Docker introduced a brand new GenAI Stack in partnership with Neo4j, LangChain, and Ollama throughout its annual DockerCon developer convention keynote. This GenAI Stack is designed to assist builders shortly and simply construct generative AI functions with out trying to find and configuring numerous applied sciences.
It consists of pre-configured elements like massive language fashions (LLMs) from Ollama, vector and graph databases from Neo4j, and the LangChain framework. Docker additionally launched its first AI-powered product, Docker AI.
The GenAI Stack addresses in style use instances for generative AI and is out there within the Docker Studying Middle and on GitHub. It gives pre-configured open-source LLMs, help from Ollama for establishing LLMs, Neo4j because the default database for improved AI/ML mannequin efficiency, data graphs to boost GenAI predictions, LangChain orchestration for context-aware reasoning functions, and numerous supporting instruments and assets. This initiative goals to empower builders to leverage AI/ML capabilities of their functions effectively and securely.

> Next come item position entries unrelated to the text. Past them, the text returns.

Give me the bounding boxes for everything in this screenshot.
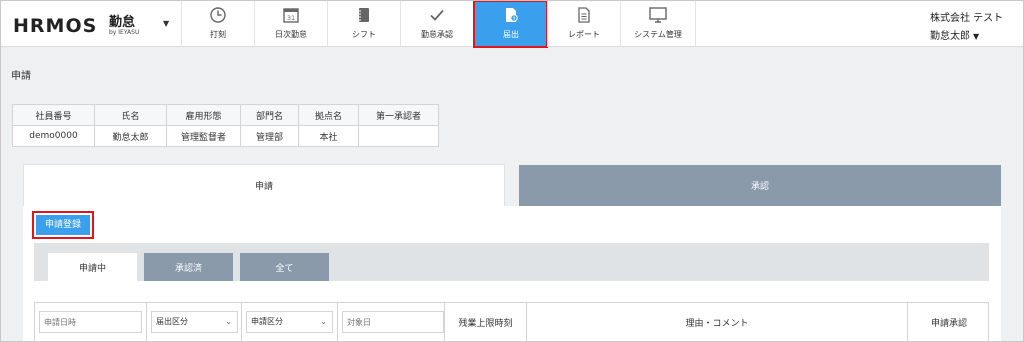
nav-label: システム管理	[634, 30, 682, 39]
subtab-approved[interactable]: 承認済	[144, 253, 233, 281]
overtime-header: 残業上限時刻	[458, 319, 513, 329]
top-header: HRMOS 勤怠 by IEYASU ▼ 打刻 31 日次勤怠 シフト 勤怠承認…	[1, 1, 1023, 48]
nav-item-report[interactable]: レポート	[547, 1, 620, 47]
cell-department: 管理部	[240, 125, 299, 147]
nav-item-punch[interactable]: 打刻	[181, 1, 254, 47]
user-name: 勤怠太郎	[930, 31, 970, 42]
table-row: demo0000 勤怠太郎 管理監督者 管理部 本社	[12, 125, 439, 147]
document-icon	[475, 6, 547, 24]
target-date-input[interactable]	[342, 311, 444, 333]
filter-row: 届出区分 ⌄ 申請区分 ⌄ 残業上限時刻 理由・コメント 申請承認	[34, 302, 990, 341]
filter-type-cell: 届出区分 ⌄	[147, 303, 242, 341]
date-filter-input[interactable]	[39, 311, 142, 333]
filter-target-cell	[338, 303, 445, 341]
nav-label: シフト	[352, 30, 376, 39]
header-location: 拠点名	[298, 104, 359, 126]
logo-text: HRMOS	[13, 15, 98, 37]
svg-text:31: 31	[287, 14, 295, 22]
status-subtabs: 申請中 承認済 全て	[34, 243, 989, 281]
calendar-icon: 31	[255, 6, 327, 24]
approval-header: 申請承認	[930, 319, 967, 329]
nav-item-notification[interactable]: 届出	[473, 1, 548, 48]
account-menu[interactable]: 株式会社 テスト 勤怠太郎 ▼	[930, 9, 1015, 42]
chevron-down-icon: ▼	[973, 32, 980, 41]
chevron-down-icon: ⌄	[320, 317, 327, 326]
app-frame: HRMOS 勤怠 by IEYASU ▼ 打刻 31 日次勤怠 シフト 勤怠承認…	[0, 0, 1024, 342]
clock-icon	[182, 6, 254, 24]
cell-first-approver	[358, 125, 439, 147]
type-select[interactable]: 届出区分 ⌄	[151, 311, 238, 333]
subtab-all[interactable]: 全て	[240, 253, 329, 281]
filter-kind-cell: 申請区分 ⌄	[242, 303, 338, 341]
page-title: 申請	[11, 71, 31, 82]
header-name: 氏名	[94, 104, 167, 126]
register-button[interactable]: 申請登録	[36, 215, 90, 235]
filter-date-cell	[35, 303, 147, 341]
nav-item-approval[interactable]: 勤怠承認	[400, 1, 473, 47]
hrmos-logo[interactable]: HRMOS 勤怠 by IEYASU ▼	[9, 7, 179, 41]
header-employment-type: 雇用形態	[166, 104, 241, 126]
kind-select[interactable]: 申請区分 ⌄	[246, 311, 333, 333]
tab-apply[interactable]: 申請	[23, 164, 505, 206]
nav-item-system[interactable]: システム管理	[620, 1, 696, 47]
header-employee-number: 社員番号	[12, 104, 95, 126]
company-name: 株式会社 テスト	[930, 13, 1004, 24]
notebook-icon	[328, 6, 400, 24]
subtab-pending[interactable]: 申請中	[48, 253, 137, 281]
nav-item-daily[interactable]: 31 日次勤怠	[254, 1, 327, 47]
check-icon	[401, 6, 473, 24]
logo-by: by IEYASU	[109, 29, 140, 36]
cell-employee-number: demo0000	[12, 125, 95, 147]
nav-label: 日次勤怠	[275, 30, 307, 39]
nav-label: 打刻	[210, 30, 226, 39]
nav-item-shift[interactable]: シフト	[327, 1, 400, 47]
nav-label: レポート	[568, 30, 600, 39]
chevron-down-icon[interactable]: ▼	[163, 19, 169, 28]
chevron-down-icon: ⌄	[225, 317, 232, 326]
cell-location: 本社	[298, 125, 359, 147]
nav-label: 勤怠承認	[421, 30, 453, 39]
logo-jp: 勤怠	[109, 15, 136, 30]
cell-name: 勤怠太郎	[94, 125, 167, 147]
nav-label: 届出	[503, 30, 519, 39]
table-header-row: 社員番号 氏名 雇用形態 部門名 拠点名 第一承認者	[12, 104, 439, 126]
monitor-icon	[621, 6, 695, 24]
kind-select-value: 申請区分	[251, 317, 283, 326]
reason-header: 理由・コメント	[685, 319, 749, 329]
header-first-approver: 第一承認者	[358, 104, 439, 126]
tab-approve[interactable]: 承認	[519, 165, 1001, 206]
overtime-header-cell: 残業上限時刻	[445, 303, 527, 341]
main-tabs: 申請 承認	[23, 164, 1001, 206]
apply-panel: 申請登録 申請中 承認済 全て 届出区分 ⌄ 申請区分 ⌄ 残業上限時刻	[23, 206, 1001, 341]
header-department: 部門名	[240, 104, 299, 126]
reason-header-cell: 理由・コメント	[527, 303, 908, 341]
register-button-highlight: 申請登録	[32, 211, 94, 239]
user-menu[interactable]: 勤怠太郎 ▼	[930, 27, 1015, 42]
type-select-value: 届出区分	[156, 317, 188, 326]
cell-employment-type: 管理監督者	[166, 125, 241, 147]
employee-info-table: 社員番号 氏名 雇用形態 部門名 拠点名 第一承認者 demo0000 勤怠太郎…	[12, 104, 439, 147]
approval-header-cell: 申請承認	[908, 303, 990, 341]
report-icon	[548, 6, 620, 24]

“Builders are excited by the chances of GenAI, however the price of change, variety of distributors, and vast variation in expertise stacks makes it difficult to know the place and find out how to begin,” stated Scott Johnston, CEO of Docker CEO Scott Johnston. “Right this moment’s announcement eliminates this dilemma by enabling builders to get began shortly and safely utilizing the Docker instruments, content material, and providers they already know and love along with associate applied sciences on the slicing fringe of GenAI app improvement.”
Builders are supplied with straightforward setup choices that provide numerous capabilities, together with easy information loading and vector index creation. This enables builders to import information, create vector indices, add questions and solutions, and retailer them inside the vector index.
This setup allows enhanced querying, consequence enrichment, and the creation of versatile data graphs. Builders can generate various responses in several codecs, akin to bulleted lists, chain of thought, GitHub points, PDFs, poems, and extra. Moreover, builders can evaluate outcomes achieved between completely different configurations, together with LLMs on their very own, LLMs with vectors, and LLMs with vector and data graph integration.